The new rules will apply to Canadian-resident express trusts with certain exceptions, and non-resident trusts that are currently required to file an income tax return. Generally, an express trust is a trust created with the settlor’s express intent, usually made in writing (e.g., trust agreements) according to the CRA. In addition, the legislation specifically includes the disclosure of information on bare trusts amongst. A bare trust is a trust where the trustee has legal ownership of the property but has no obligations other than to deal with the trust property as instructed by the beneficiaries of the trust.
Certain trusts are excluded from the new rules including graduated rate estates, trusts governed by certain plans (e.g., Registered Retirement Savings Plans, Tax-Free Savings Accounts, Registered Education Savings Accounts), or trusts that qualify as non-profit organizations or registered charities.

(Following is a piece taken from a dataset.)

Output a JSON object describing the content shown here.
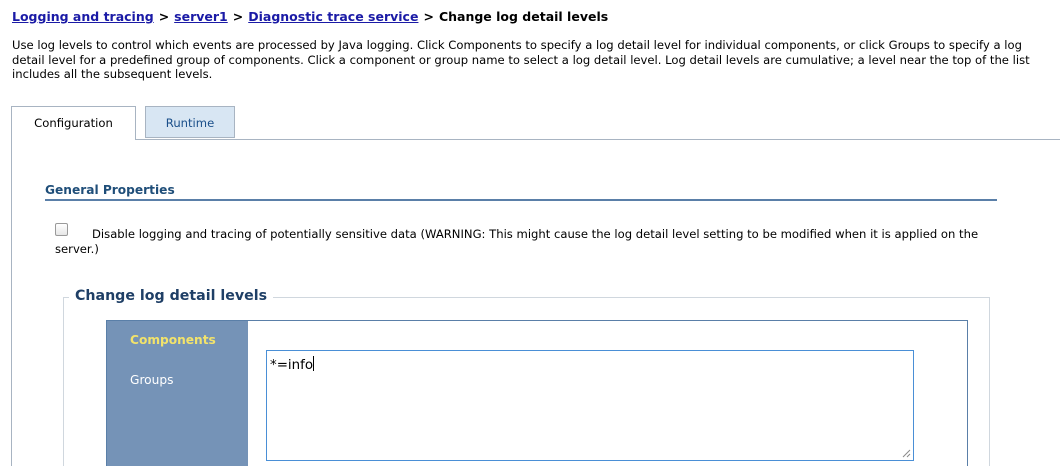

If a trust fails to meet its obligations under the new reporting requirements, the penalty will be equal to $25 for each day with a minimum penalty of $100 and a maximum penalty of $2,500. If the failure to file was made knowingly, or due to gross negligence, an additional penalty will apply.
If you are a trustee of a trust, you should review these new rules with your tax and/or legal advisor to understand how the new trust reporting requirements affect the trust, determine if your trust still meets the goals for which it was created, and plan ahead to meet all requirements.